Iron Maiden – Iron Maiden (1980)
The New Wave Of British Heavy Metal was very popular where we are from, in Jonquière, northern Quebec, so we were able to find albums by Judas Priest, and Iron Maiden, the bigger names.

With the first Iron Maiden album, the front cover really stuck out in the record store. I grabbed it and looked at the cover, then flipped it over and looked at the song titles and immediately they became my favourite band. I had no idea what they even sounded like.

I went back home and put the needle on the record. Prowler started and I was, like, 'Yeah, they are my favourite band.' They had everything I liked in music, from punk to metal to prog to goth – everything was in there.

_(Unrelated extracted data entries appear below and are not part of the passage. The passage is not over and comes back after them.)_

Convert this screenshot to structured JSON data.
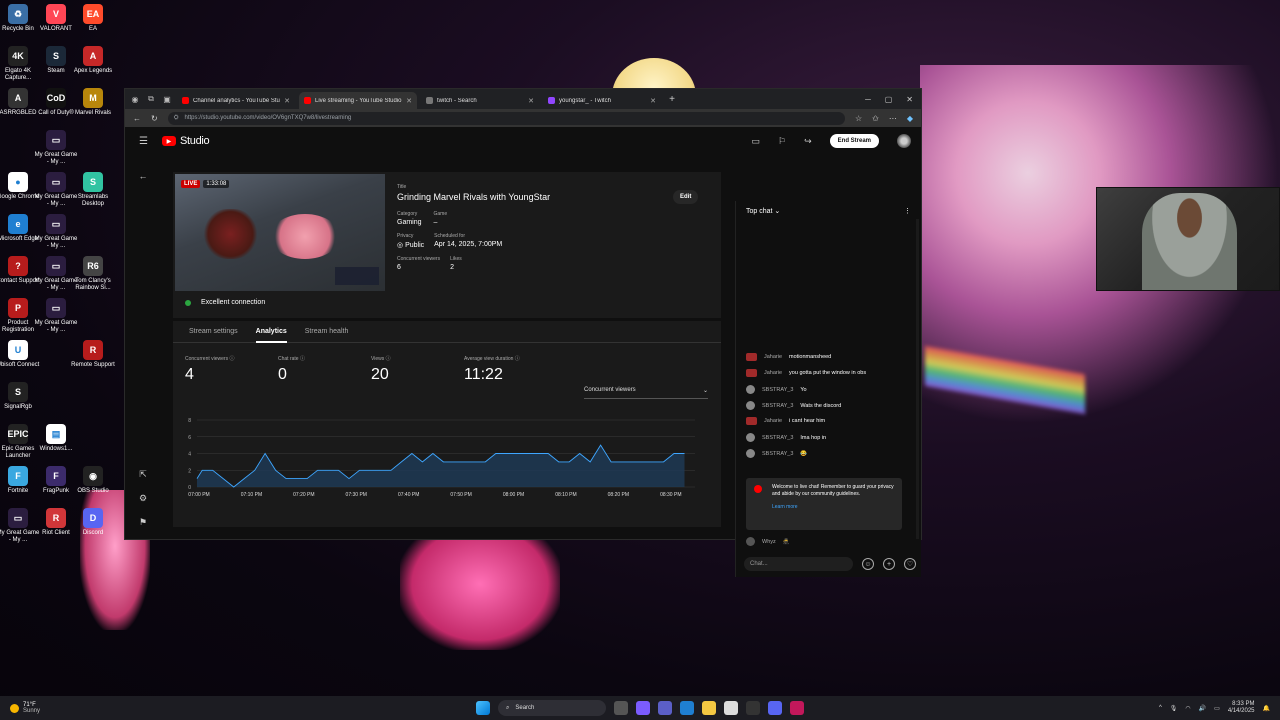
{
  "desktop": {
    "icons": [
      {
        "label": "Recycle Bin",
        "color": "#3a6ea5",
        "glyph": "♻"
      },
      {
        "label": "VALORANT",
        "color": "#ff4655",
        "glyph": "V"
      },
      {
        "label": "EA",
        "color": "#ff4b2b",
        "glyph": "EA"
      },
      {
        "label": "Elgato 4K Capture...",
        "color": "#222",
        "glyph": "4K"
      },
      {
        "label": "Steam",
        "color": "#1b2838",
        "glyph": "S"
      },
      {
        "label": "Apex Legends",
        "color": "#c62828",
        "glyph": "A"
      },
      {
        "label": "ASRRGBLED",
        "color": "#333",
        "glyph": "A"
      },
      {
        "label": "Call of Duty®",
        "color": "#111",
        "glyph": "CoD"
      },
      {
        "label": "Marvel Rivals",
        "color": "#b8860b",
        "glyph": "M"
      },
      {
        "label": "My Great Game - My ...",
        "color": "#2b1d3f",
        "glyph": "▭"
      },
      {
        "label": "Google Chrome",
        "color": "#fff",
        "glyph": "●"
      },
      {
        "label": "My Great Game - My ...",
        "color": "#2b1d3f",
        "glyph": "▭"
      },
      {
        "label": "Streamlabs Desktop",
        "color": "#31c3a2",
        "glyph": "S"
      },
      {
        "label": "Microsoft Edge",
        "color": "#1f7fd1",
        "glyph": "e"
      },
      {
        "label": "My Great Game - My ...",
        "color": "#2b1d3f",
        "glyph": "▭"
      },
      {
        "label": "Contact Support",
        "color": "#b71c1c",
        "glyph": "?"
      },
      {
        "label": "My Great Game - My ...",
        "color": "#2b1d3f",
        "glyph": "▭"
      },
      {
        "label": "Tom Clancy's Rainbow Si...",
        "color": "#444",
        "glyph": "R6"
      },
      {
        "label": "Product Registration",
        "color": "#b71c1c",
        "glyph": "P"
      },
      {
        "label": "My Great Game - My ...",
        "color": "#2b1d3f",
        "glyph": "▭"
      },
      {
        "label": "Ubisoft Connect",
        "color": "#fff",
        "glyph": "U"
      },
      {
        "label": "Remote Support",
        "color": "#b71c1c",
        "glyph": "R"
      },
      {
        "label": "SignalRgb",
        "color": "#222",
        "glyph": "S"
      },
      {
        "label": "Epic Games Launcher",
        "color": "#222",
        "glyph": "EPIC"
      },
      {
        "label": "Windows1...",
        "color": "#fff",
        "glyph": "▤"
      },
      {
        "label": "Fortnite",
        "color": "#3aa8e0",
        "glyph": "F"
      },
      {
        "label": "FragPunk",
        "color": "#3c2b6b",
        "glyph": "F"
      },
      {
        "label": "OBS Studio",
        "color": "#222",
        "glyph": "◉"
      },
      {
        "label": "My Great Game - My ...",
        "color": "#2b1d3f",
        "glyph": "▭"
      },
      {
        "label": "Riot Client",
        "color": "#d13639",
        "glyph": "R"
      },
      {
        "label": "Discord",
        "color": "#5865f2",
        "glyph": "D"
      },
      {
        "label": "My Great Game - My ...",
        "color": "#2b1d3f",
        "glyph": "▭"
      },
      {
        "label": "My Great Game - My ...",
        "color": "#2b1d3f",
        "glyph": "▭"
      }
    ]
  },
  "browser": {
    "tabs": [
      {
        "title": "Channel analytics - YouTube Studio",
        "color": "#ff0000",
        "active": false
      },
      {
        "title": "Live streaming - YouTube Studio",
        "color": "#ff0000",
        "active": true
      },
      {
        "title": "twitch - Search",
        "color": "#777",
        "active": false
      },
      {
        "title": "youngstar_ - Twitch",
        "color": "#9146ff",
        "active": false
      }
    ],
    "url": "https://studio.youtube.com/video/OV6gnTXQ7w8/livestreaming"
  },
  "studio": {
    "logo_text": "Studio",
    "end_stream_label": "End Stream",
    "stream": {
      "live_label": "LIVE",
      "duration": "1:33:08",
      "title_label": "Title",
      "title": "Grinding Marvel Rivals with YoungStar",
      "category_label": "Category",
      "category": "Gaming",
      "game_label": "Game",
      "game": "–",
      "privacy_label": "Privacy",
      "privacy": "Public",
      "scheduled_label": "Scheduled for",
      "scheduled": "Apr 14, 2025, 7:00PM",
      "concurrent_label": "Concurrent viewers",
      "concurrent": "6",
      "likes_label": "Likes",
      "likes": "2",
      "edit_label": "Edit",
      "connection": "Excellent connection"
    },
    "analytics": {
      "tabs": [
        "Stream settings",
        "Analytics",
        "Stream health"
      ],
      "active_tab": "Analytics",
      "stats": [
        {
          "label": "Concurrent viewers",
          "value": "4"
        },
        {
          "label": "Chat rate",
          "value": "0"
        },
        {
          "label": "Views",
          "value": "20"
        },
        {
          "label": "Average view duration",
          "value": "11:22"
        }
      ],
      "metric_select": "Concurrent viewers"
    }
  },
  "chart_data": {
    "type": "area",
    "title": "",
    "xlabel": "",
    "ylabel": "",
    "ylim": [
      0,
      8
    ],
    "yticks": [
      0,
      2,
      4,
      6,
      8
    ],
    "xticks": [
      "07:00 PM",
      "07:10 PM",
      "07:20 PM",
      "07:30 PM",
      "07:40 PM",
      "07:50 PM",
      "08:00 PM",
      "08:10 PM",
      "08:20 PM",
      "08:30 PM"
    ],
    "x_minutes": [
      0,
      1,
      3,
      5,
      7,
      9,
      11,
      13,
      15,
      17,
      19,
      21,
      23,
      25,
      27,
      29,
      31,
      33,
      35,
      37,
      39,
      41,
      43,
      45,
      47,
      49,
      51,
      53,
      55,
      57,
      59,
      61,
      63,
      65,
      67,
      69,
      71,
      73,
      75,
      77,
      79,
      81,
      83,
      85,
      87,
      89,
      91,
      93
    ],
    "series": [
      {
        "values": [
          1,
          2,
          2,
          1,
          0,
          1,
          2,
          4,
          2,
          1,
          1,
          1,
          2,
          2,
          2,
          1,
          2,
          2,
          2,
          2,
          3,
          4,
          3,
          4,
          3,
          3,
          3,
          3,
          3,
          4,
          4,
          4,
          4,
          4,
          4,
          3,
          3,
          4,
          3,
          5,
          3,
          3,
          3,
          3,
          3,
          3,
          4,
          4
        ]
      }
    ],
    "grid": true,
    "color": "#3ea6ff"
  },
  "chat": {
    "header": "Top chat",
    "messages": [
      {
        "name": "Jaharie",
        "text": "motionmansheed",
        "avatar_color": "#a12a2a"
      },
      {
        "name": "Jaharie",
        "text": "you gotta put the window in obs",
        "avatar_color": "#a12a2a"
      },
      {
        "name": "SBSTRAY_3",
        "text": "Yo",
        "avatar_color": "#888"
      },
      {
        "name": "SBSTRAY_3",
        "text": "Wats the discord",
        "avatar_color": "#888"
      },
      {
        "name": "Jaharie",
        "text": "i cant hear him",
        "avatar_color": "#a12a2a"
      },
      {
        "name": "SBSTRAY_3",
        "text": "Ima hop in",
        "avatar_color": "#888"
      },
      {
        "name": "SBSTRAY_3",
        "text": "😂",
        "avatar_color": "#888"
      }
    ],
    "welcome_text": "Welcome to live chat! Remember to guard your privacy and abide by our community guidelines.",
    "learn_more": "Learn more",
    "last_message": {
      "name": "Whyz",
      "text": "🥷"
    },
    "input_placeholder": "Chat..."
  },
  "taskbar": {
    "temp": "71°F",
    "weather": "Sunny",
    "search": "Search",
    "time": "8:33 PM",
    "date": "4/14/2025"
  }
}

And of course, Eddie was an influence on me. I created the Voivod character before forming the band, because I wanted to be an artist, but when I came to draw the War And Pain [Voivod's debut album] cover, I wanted it to be immediate like the first Iron Maiden album. The cover of War And Pain comes directly from that. 

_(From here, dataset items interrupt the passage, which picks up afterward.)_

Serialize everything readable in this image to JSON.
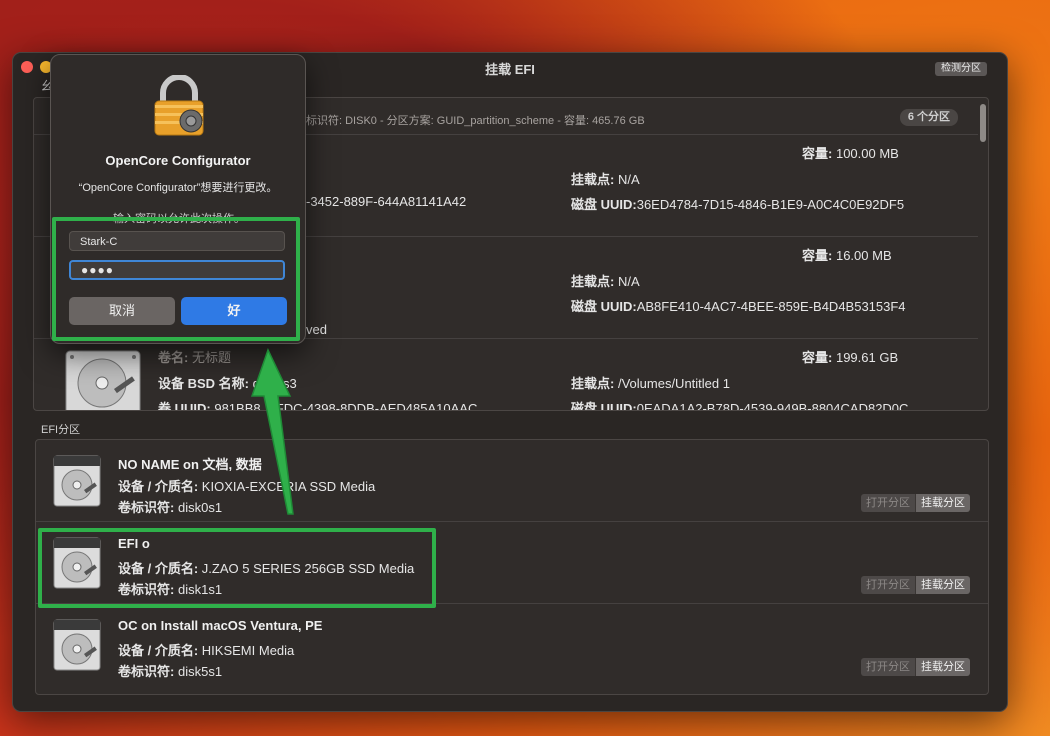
{
  "window": {
    "title": "挂载 EFI",
    "detect_button": "检测分区",
    "section_label_fragment": "幺"
  },
  "disk": {
    "header_text": "标识符: DISK0 - 分区方案: GUID_partition_scheme - 容量: 465.76 GB",
    "partition_count": "6 个分区",
    "partitions": [
      {
        "capacity_label": "容量:",
        "capacity_value": "100.00 MB",
        "mount_label": "挂载点:",
        "mount_value": "N/A",
        "uuid_label": "磁盘 UUID:",
        "uuid_value": "36ED4784-7D15-4846-B1E9-A0C4C0E92DF5",
        "uuid_fragment": "-3452-889F-644A81141A42"
      },
      {
        "capacity_label": "容量:",
        "capacity_value": "16.00 MB",
        "mount_label": "挂载点:",
        "mount_value": "N/A",
        "uuid_label": "磁盘 UUID:",
        "uuid_value": "AB8FE410-4AC7-4BEE-859E-B4D4B53153F4",
        "type_fragment": "ved"
      },
      {
        "volume_label": "卷名:",
        "volume_value": "无标题",
        "bsd_label": "设备 BSD 名称:",
        "bsd_value": "disk0s3",
        "vol_uuid_label": "卷 UUID:",
        "vol_uuid_value": "981BB8...-FDC-4398-8DDB-AED485A10AAC",
        "capacity_label": "容量:",
        "capacity_value": "199.61 GB",
        "mount_label": "挂载点:",
        "mount_value": "/Volumes/Untitled 1",
        "uuid_label": "磁盘 UUID:",
        "uuid_value": "0EADA1A2-B78D-4539-949B-8804CAD82D0C"
      }
    ]
  },
  "efi": {
    "section_label": "EFI分区",
    "items": [
      {
        "name": "NO NAME on 文档, 数据",
        "media_label": "设备 / 介质名:",
        "media_value": "KIOXIA-EXCERIA SSD Media",
        "id_label": "卷标识符:",
        "id_value": "disk0s1",
        "open_label": "打开分区",
        "mount_label": "挂载分区"
      },
      {
        "name": "EFI o",
        "media_label": "设备 / 介质名:",
        "media_value": "J.ZAO 5 SERIES 256GB SSD Media",
        "id_label": "卷标识符:",
        "id_value": "disk1s1",
        "open_label": "打开分区",
        "mount_label": "挂载分区"
      },
      {
        "name": "OC on Install macOS Ventura, PE",
        "media_label": "设备 / 介质名:",
        "media_value": "HIKSEMI Media",
        "id_label": "卷标识符:",
        "id_value": "disk5s1",
        "open_label": "打开分区",
        "mount_label": "挂载分区"
      }
    ]
  },
  "auth_dialog": {
    "title": "OpenCore Configurator",
    "message": "“OpenCore Configurator”想要进行更改。",
    "hint": "输入密码以允许此次操作。",
    "username": "Stark-C",
    "password_mask": "●●●●",
    "cancel_label": "取消",
    "ok_label": "好"
  },
  "colors": {
    "highlight": "#2fb04a",
    "accent_blue": "#2f7ae5",
    "window_bg": "#2a2624"
  }
}
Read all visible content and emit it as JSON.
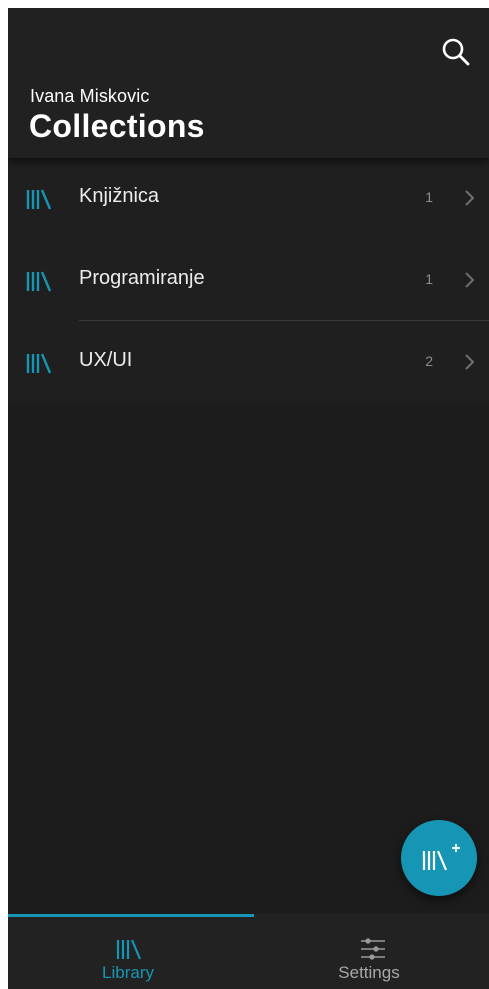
{
  "header": {
    "user_name": "Ivana Miskovic",
    "title": "Collections",
    "search_icon": "search-icon"
  },
  "collections": [
    {
      "name": "Knjižnica",
      "count": "1",
      "icon": "library-icon"
    },
    {
      "name": "Programiranje",
      "count": "1",
      "icon": "library-icon"
    },
    {
      "name": "UX/UI",
      "count": "2",
      "icon": "library-icon"
    }
  ],
  "fab": {
    "icon": "add-library-icon"
  },
  "nav": {
    "items": [
      {
        "label": "Library",
        "icon": "library-icon",
        "active": true
      },
      {
        "label": "Settings",
        "icon": "sliders-icon",
        "active": false
      }
    ]
  },
  "colors": {
    "accent": "#1696b4",
    "background": "#1c1c1c",
    "appbar": "#212121",
    "text_primary": "#ffffff",
    "text_muted": "#8c8c8c"
  }
}
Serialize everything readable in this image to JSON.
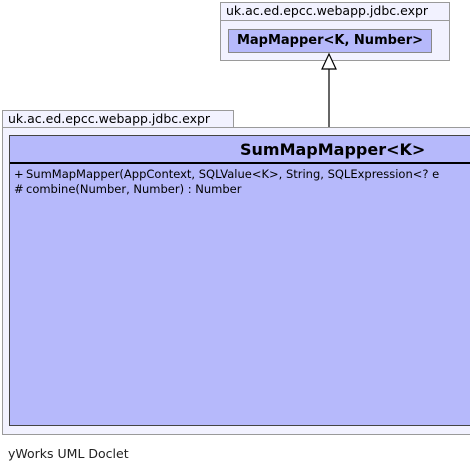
{
  "parent_package": {
    "name": "uk.ac.ed.epcc.webapp.jdbc.expr"
  },
  "parent_class": {
    "name": "MapMapper<K, Number>"
  },
  "child_package": {
    "name": "uk.ac.ed.epcc.webapp.jdbc.expr"
  },
  "child_class": {
    "name": "SumMapMapper<K>",
    "members": [
      {
        "visibility": "+",
        "signature": "SumMapMapper(AppContext, SQLValue<K>, String, SQLExpression<? e"
      },
      {
        "visibility": "#",
        "signature": "combine(Number, Number) : Number"
      }
    ]
  },
  "relationship": {
    "type": "generalization"
  },
  "footer": {
    "text": "yWorks UML Doclet"
  }
}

The Beatles – Twist And Shout (1964)
It's an old Canadian compilation of The Beatles' really early songs. The first song was I Saw Her Standing There, and that's when I first felt the energy of Ringo Starr – that's what made me want to drum.

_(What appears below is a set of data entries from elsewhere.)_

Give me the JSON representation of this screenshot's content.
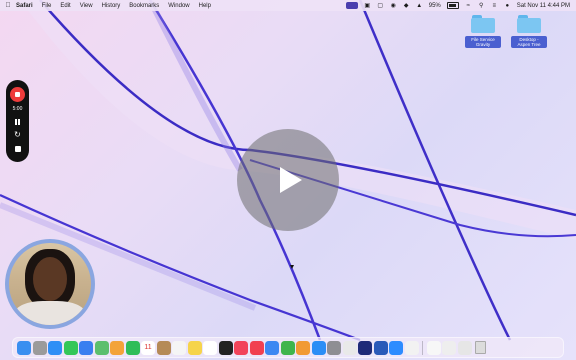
{
  "menubar": {
    "apple_icon": "",
    "app_name": "Safari",
    "items": [
      "File",
      "Edit",
      "View",
      "History",
      "Bookmarks",
      "Window",
      "Help"
    ],
    "battery_text": "95%",
    "clock": "Sat Nov 11  4:44 PM"
  },
  "desktop_folders": [
    {
      "label": "File Service Gravity"
    },
    {
      "label": "Desktop - Aspen Tree"
    }
  ],
  "recorder": {
    "timer": "5:00"
  },
  "dock": {
    "calendar_day": "11",
    "apps": [
      {
        "name": "finder",
        "color": "#3a8ff0"
      },
      {
        "name": "launchpad",
        "color": "#9b9b9b"
      },
      {
        "name": "safari",
        "color": "#2f8ff6"
      },
      {
        "name": "messages",
        "color": "#34c759"
      },
      {
        "name": "mail",
        "color": "#3a7ff0"
      },
      {
        "name": "maps",
        "color": "#5cbf6e"
      },
      {
        "name": "photos",
        "color": "#f3a33a"
      },
      {
        "name": "facetime",
        "color": "#2fbd58"
      },
      {
        "name": "calendar",
        "color": "#ffffff"
      },
      {
        "name": "contacts",
        "color": "#b58a57"
      },
      {
        "name": "reminders",
        "color": "#f5f5f5"
      },
      {
        "name": "notes",
        "color": "#f6d44b"
      },
      {
        "name": "freeform",
        "color": "#ffffff"
      },
      {
        "name": "tv",
        "color": "#222222"
      },
      {
        "name": "music",
        "color": "#f2435a"
      },
      {
        "name": "news",
        "color": "#f14050"
      },
      {
        "name": "keynote",
        "color": "#3d88f2"
      },
      {
        "name": "numbers",
        "color": "#3fb54d"
      },
      {
        "name": "pages",
        "color": "#f19a34"
      },
      {
        "name": "app-store",
        "color": "#2b8ef6"
      },
      {
        "name": "system-settings",
        "color": "#8e8e93"
      },
      {
        "name": "chrome",
        "color": "#e9e9e9"
      },
      {
        "name": "screen-recorder",
        "color": "#1e2a78"
      },
      {
        "name": "word",
        "color": "#2a5ab9"
      },
      {
        "name": "zoom",
        "color": "#2d8cff"
      },
      {
        "name": "preview",
        "color": "#f2f2f2"
      },
      {
        "name": "document-1",
        "color": "#f7f7f7"
      },
      {
        "name": "document-2",
        "color": "#eeeeee"
      },
      {
        "name": "document-3",
        "color": "#e6e6e6"
      },
      {
        "name": "trash",
        "color": "#d6d6d6"
      }
    ]
  }
}
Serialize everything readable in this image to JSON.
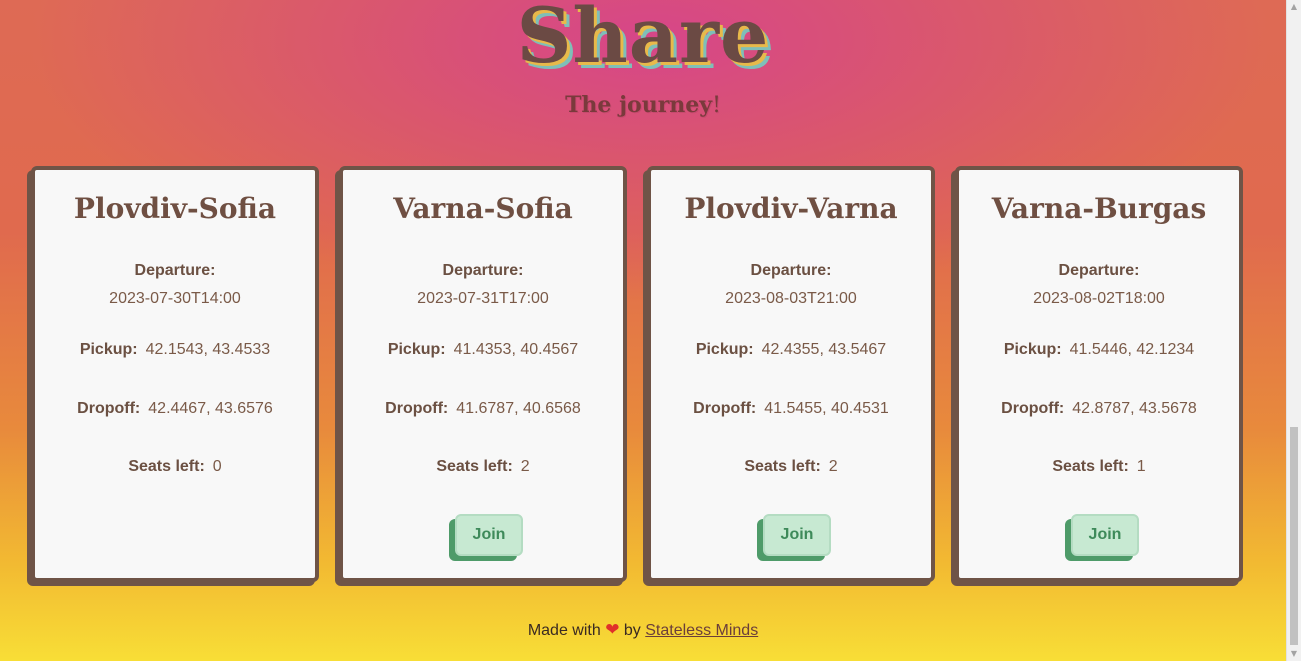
{
  "header": {
    "title": "Share",
    "tagline": "The journey",
    "tagline_suffix": "!"
  },
  "rides": [
    {
      "route": "Plovdiv-Sofia",
      "departure_label": "Departure:",
      "departure": "2023-07-30T14:00",
      "pickup_label": "Pickup:",
      "pickup": "42.1543, 43.4533",
      "dropoff_label": "Dropoff:",
      "dropoff": "42.4467, 43.6576",
      "seats_label": "Seats left:",
      "seats_left": "0"
    },
    {
      "route": "Varna-Sofia",
      "departure_label": "Departure:",
      "departure": "2023-07-31T17:00",
      "pickup_label": "Pickup:",
      "pickup": "41.4353, 40.4567",
      "dropoff_label": "Dropoff:",
      "dropoff": "41.6787, 40.6568",
      "seats_label": "Seats left:",
      "seats_left": "2",
      "join_label": "Join"
    },
    {
      "route": "Plovdiv-Varna",
      "departure_label": "Departure:",
      "departure": "2023-08-03T21:00",
      "pickup_label": "Pickup:",
      "pickup": "42.4355, 43.5467",
      "dropoff_label": "Dropoff:",
      "dropoff": "41.5455, 40.4531",
      "seats_label": "Seats left:",
      "seats_left": "2",
      "join_label": "Join"
    },
    {
      "route": "Varna-Burgas",
      "departure_label": "Departure:",
      "departure": "2023-08-02T18:00",
      "pickup_label": "Pickup:",
      "pickup": "41.5446, 42.1234",
      "dropoff_label": "Dropoff:",
      "dropoff": "42.8787, 43.5678",
      "seats_label": "Seats left:",
      "seats_left": "1",
      "join_label": "Join"
    }
  ],
  "footer": {
    "made_with": "Made with",
    "heart_icon": "heart-icon",
    "by": "by",
    "author_link": "Stateless Minds"
  },
  "colors": {
    "card_border": "#6f5447",
    "join_bg": "#c7e9d2",
    "join_shadow": "#4e9b69",
    "heart": "#e0302a"
  }
}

Later on, I saw the movies Help! and A Hard Day's Night. There's footage of them live and you can literally see the drums shaking – Ringo banged the drums and cymbals as if they were about to fall apart. The way he moves and keeps the beat with his head really helped me to understand how to get the groove going. To this day I still drum keeping the beat with my head sideways. That's from Ringo.

Rush – Hemispheres (1978)

Prog rock was huge in Quebec. A lot of progressive rock bands formed here, singing in French slang. But in terms of Canadian bands, Rush had the most impact. People talk about 2112, but Hemispheres has some deep prog stuff on it. I learned to play drums in my parents' garage. So when I was learning to play long songs, I had to go to my bedroom, listen to the song, run back to the garage and try to play it. The fact that I was able to memorise 20-minute songs really came in handy later in my career.